Upon the release of Governor Evers’ 2023-25 biennial budget plan, the Wisconsin Association of Family & Children’s Agencies (WAFCA) expressed support for proposals to grow Wisconsin’s commitment to stronger services and supports across our systems of care that impact children and families. “This budget is an opportunity to say “yes” to a both/and strategy for tackling the issues before us,” stated WAFCA Executive Director, Kathy Markeland. “It’s important to set priorities and sustain our commitment to effective, efficient services and we also need to use this moment to pivot our investments toward the kind of prevention and early intervention supports that will deliver long-term dividends for Wisconsin.”

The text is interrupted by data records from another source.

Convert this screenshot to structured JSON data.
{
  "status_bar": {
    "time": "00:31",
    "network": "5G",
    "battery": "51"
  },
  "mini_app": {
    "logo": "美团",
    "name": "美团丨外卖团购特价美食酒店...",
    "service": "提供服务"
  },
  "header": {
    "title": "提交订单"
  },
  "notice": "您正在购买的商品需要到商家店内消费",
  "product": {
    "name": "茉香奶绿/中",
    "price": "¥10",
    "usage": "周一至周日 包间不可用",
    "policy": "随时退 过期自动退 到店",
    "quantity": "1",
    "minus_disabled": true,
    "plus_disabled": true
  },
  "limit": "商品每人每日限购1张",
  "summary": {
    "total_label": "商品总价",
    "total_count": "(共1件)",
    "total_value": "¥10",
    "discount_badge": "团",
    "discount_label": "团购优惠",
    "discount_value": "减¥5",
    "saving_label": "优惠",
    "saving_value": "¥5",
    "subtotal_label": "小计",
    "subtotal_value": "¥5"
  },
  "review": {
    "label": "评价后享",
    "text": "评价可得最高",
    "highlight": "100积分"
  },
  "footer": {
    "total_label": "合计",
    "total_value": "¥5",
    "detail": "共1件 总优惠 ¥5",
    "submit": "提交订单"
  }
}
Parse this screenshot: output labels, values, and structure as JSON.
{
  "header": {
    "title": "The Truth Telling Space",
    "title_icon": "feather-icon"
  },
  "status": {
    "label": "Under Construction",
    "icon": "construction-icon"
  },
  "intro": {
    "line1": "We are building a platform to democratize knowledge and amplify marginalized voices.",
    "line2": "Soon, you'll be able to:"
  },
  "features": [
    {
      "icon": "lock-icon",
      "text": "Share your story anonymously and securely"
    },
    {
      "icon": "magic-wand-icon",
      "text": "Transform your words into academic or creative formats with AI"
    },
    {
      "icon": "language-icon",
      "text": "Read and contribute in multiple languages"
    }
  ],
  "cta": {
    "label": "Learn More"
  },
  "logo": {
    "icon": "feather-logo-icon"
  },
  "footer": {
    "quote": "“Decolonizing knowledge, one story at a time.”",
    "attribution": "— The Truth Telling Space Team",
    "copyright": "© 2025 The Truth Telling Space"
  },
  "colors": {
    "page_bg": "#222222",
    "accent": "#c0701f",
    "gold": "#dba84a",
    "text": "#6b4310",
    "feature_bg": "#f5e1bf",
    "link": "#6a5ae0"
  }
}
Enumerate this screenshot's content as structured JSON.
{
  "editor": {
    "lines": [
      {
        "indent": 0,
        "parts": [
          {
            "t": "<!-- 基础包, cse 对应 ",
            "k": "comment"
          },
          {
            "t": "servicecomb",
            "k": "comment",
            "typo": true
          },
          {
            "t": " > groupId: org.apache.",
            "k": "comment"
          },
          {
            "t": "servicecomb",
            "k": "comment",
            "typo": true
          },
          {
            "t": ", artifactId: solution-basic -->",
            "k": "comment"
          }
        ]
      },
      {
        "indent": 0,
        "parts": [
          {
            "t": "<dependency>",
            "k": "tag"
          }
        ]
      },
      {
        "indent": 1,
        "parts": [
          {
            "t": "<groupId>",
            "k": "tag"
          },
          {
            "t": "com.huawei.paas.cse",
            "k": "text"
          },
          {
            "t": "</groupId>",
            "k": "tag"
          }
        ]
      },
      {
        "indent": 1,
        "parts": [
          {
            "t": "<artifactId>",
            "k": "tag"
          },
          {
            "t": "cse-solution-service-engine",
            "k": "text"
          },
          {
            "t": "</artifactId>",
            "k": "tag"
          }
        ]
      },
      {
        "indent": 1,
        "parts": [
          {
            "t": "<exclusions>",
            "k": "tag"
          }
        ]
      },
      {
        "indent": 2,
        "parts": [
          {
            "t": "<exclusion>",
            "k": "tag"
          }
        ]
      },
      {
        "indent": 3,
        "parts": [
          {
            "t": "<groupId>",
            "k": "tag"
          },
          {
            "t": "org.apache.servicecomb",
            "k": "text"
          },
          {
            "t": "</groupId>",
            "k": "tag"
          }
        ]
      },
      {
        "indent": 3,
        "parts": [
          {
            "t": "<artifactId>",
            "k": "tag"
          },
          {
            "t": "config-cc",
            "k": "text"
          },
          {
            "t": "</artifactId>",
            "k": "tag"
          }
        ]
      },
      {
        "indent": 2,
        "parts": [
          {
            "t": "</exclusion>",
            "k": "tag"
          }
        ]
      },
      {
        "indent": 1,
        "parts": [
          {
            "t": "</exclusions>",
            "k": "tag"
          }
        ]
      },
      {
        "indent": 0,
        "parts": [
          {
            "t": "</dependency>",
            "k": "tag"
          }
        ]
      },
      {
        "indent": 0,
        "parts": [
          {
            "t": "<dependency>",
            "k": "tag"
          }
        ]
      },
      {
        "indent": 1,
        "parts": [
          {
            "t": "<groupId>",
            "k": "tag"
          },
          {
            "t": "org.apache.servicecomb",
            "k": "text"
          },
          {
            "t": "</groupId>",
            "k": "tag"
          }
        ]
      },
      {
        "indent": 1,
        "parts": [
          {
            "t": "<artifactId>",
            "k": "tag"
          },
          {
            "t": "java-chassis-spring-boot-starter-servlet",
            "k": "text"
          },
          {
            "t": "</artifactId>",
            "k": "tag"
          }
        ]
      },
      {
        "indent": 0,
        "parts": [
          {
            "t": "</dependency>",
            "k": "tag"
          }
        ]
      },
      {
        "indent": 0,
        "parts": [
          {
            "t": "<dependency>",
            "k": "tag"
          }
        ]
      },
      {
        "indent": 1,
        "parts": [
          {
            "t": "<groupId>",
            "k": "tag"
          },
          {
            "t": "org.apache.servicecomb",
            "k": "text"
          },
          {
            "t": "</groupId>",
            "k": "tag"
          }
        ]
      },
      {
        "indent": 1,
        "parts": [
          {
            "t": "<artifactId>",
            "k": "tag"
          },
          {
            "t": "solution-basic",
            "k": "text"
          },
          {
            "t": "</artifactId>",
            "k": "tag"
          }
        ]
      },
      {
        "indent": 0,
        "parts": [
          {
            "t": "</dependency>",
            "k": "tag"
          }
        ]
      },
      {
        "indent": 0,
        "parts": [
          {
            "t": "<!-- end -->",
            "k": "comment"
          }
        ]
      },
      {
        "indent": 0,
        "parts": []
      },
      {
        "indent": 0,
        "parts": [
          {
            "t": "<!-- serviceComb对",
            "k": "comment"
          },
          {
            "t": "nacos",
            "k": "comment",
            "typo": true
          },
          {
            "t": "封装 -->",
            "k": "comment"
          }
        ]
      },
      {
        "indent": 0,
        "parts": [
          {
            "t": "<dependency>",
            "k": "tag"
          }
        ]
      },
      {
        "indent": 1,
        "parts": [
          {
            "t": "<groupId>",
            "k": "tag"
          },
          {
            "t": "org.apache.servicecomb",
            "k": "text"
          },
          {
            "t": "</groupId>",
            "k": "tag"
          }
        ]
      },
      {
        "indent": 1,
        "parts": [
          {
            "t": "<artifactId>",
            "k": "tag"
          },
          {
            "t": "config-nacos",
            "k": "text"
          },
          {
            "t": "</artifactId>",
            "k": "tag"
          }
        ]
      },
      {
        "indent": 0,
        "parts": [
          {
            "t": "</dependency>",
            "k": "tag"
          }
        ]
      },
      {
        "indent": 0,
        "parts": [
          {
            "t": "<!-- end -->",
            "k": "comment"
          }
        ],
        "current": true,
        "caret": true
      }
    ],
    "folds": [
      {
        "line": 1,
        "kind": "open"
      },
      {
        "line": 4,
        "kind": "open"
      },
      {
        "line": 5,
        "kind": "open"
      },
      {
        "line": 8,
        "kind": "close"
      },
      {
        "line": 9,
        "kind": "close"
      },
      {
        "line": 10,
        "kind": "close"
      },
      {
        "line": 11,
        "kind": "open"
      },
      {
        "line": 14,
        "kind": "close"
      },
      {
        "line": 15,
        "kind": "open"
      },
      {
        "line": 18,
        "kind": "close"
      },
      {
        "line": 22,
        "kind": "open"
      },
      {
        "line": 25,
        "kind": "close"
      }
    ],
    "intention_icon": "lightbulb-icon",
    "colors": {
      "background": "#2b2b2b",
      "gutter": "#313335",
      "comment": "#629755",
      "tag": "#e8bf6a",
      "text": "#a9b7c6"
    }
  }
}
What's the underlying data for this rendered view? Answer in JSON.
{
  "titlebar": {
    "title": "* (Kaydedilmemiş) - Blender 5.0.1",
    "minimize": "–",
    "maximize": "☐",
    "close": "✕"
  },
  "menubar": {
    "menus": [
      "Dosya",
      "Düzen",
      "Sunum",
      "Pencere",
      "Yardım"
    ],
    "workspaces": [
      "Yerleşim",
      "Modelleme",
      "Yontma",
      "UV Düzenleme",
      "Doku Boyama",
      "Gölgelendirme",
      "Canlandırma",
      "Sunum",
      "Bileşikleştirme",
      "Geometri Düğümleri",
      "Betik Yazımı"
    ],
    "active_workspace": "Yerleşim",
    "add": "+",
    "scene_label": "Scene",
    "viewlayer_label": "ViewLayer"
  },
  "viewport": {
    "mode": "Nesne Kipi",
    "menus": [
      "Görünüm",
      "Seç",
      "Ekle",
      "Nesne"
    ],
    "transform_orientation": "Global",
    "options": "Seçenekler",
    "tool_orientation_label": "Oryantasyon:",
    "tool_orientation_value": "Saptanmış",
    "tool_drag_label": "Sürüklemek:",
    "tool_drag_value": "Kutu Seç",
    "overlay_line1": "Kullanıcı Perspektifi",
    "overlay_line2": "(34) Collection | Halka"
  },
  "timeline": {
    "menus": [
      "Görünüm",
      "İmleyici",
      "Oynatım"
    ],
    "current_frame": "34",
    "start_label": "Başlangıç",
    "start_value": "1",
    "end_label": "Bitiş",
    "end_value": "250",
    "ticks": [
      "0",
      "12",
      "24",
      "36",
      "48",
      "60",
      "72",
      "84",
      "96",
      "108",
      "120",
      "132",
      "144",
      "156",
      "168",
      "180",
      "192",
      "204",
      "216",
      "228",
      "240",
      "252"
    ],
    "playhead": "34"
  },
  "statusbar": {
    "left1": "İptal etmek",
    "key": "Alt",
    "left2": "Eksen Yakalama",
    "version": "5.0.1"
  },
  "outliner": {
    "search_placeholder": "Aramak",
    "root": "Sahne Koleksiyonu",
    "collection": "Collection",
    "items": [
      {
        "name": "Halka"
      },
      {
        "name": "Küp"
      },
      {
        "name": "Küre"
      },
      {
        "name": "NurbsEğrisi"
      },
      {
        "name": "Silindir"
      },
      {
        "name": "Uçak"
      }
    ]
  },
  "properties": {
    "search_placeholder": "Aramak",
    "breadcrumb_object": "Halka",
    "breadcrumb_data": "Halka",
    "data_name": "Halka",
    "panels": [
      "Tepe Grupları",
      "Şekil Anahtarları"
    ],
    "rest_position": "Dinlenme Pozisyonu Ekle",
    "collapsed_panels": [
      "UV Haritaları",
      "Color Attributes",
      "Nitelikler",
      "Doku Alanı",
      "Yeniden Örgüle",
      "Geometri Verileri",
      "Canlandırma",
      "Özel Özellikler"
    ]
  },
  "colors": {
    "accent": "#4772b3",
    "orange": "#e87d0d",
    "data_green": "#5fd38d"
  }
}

In addition to emphasizing the value of investment in basic needs such as workforce housing, high quality childcare, EITC and extension of Medicaid postpartum coverage, WAFCA highlighted the ways in which the current budget surplus presents an opportunity to strengthen the state’s commitment to more equitably funding the continuum of supports for Wisconsin’s families including:

  • Continuing to expand preventative services: Research has shown that as states increase their investment in economic supports for families, child welfare system referrals are reduced. Wisconsin can go further, faster in supporting our families by committing sustainable funding to evidence-based programs like family resources centers, home visiting services and school-based mental health initiatives that improve community connectedness and normalize help-seeking for our students and their families.
  • Focusing on our children with complex needs: We lack sufficient provider capacity in our continuum of care for families – from mentors to peer specialists to therapists to foster care to respite and residential services – we simply don’t have the workforce, nor efficient and sufficient funding streams to help our families access the right service at the right time. Proposed funding for kin and foster care, youth crisis stabilization, intensive family preservation, residential treatment programs, and full funding for Medicaid crisis and community support program services will help to realign resources to ensure that individuals, parents and children can access support where they live, whether in a rural or urban community.
  • Growing a future workforce to support mental health and wellbeing: The current mental health crisis is also an opportunity to expand career pathways for a wider array of caregivers and helping professions and to recognize their critical contribution to the wellbeing of our children and families. This includes expanding Medicaid reimbursement for peer specialists, increasing support for qualified treatment trainees, and delivering sustainable Medicaid payment rates for our human services sector that primarily provides critical mental health and substance use treatment services to our Medicaid eligible populations.

The current state budget is an opportunity to recommit to fair financing of the vital supports provided through counties and our schools. It is also a chance to fund the pivot to more preventative, cost-effective services. Doing so will help our behavioral health, child welfare and human services sector more rapidly respond to the demand for community-based, in-home services while sustaining capacity for more intensive services, like residential treatment.

“WAFCA members stand at the intersection of the public/private partnership, and daily demonstrate the capacity of our mission-driven human services organizations – powered by our compassionate workforce to directly impact the health and well-being of our communities. We look forward to productive dialogue with policy makers in coming months as we seek to build on our common values and shared commitment to healthier, stronger families.”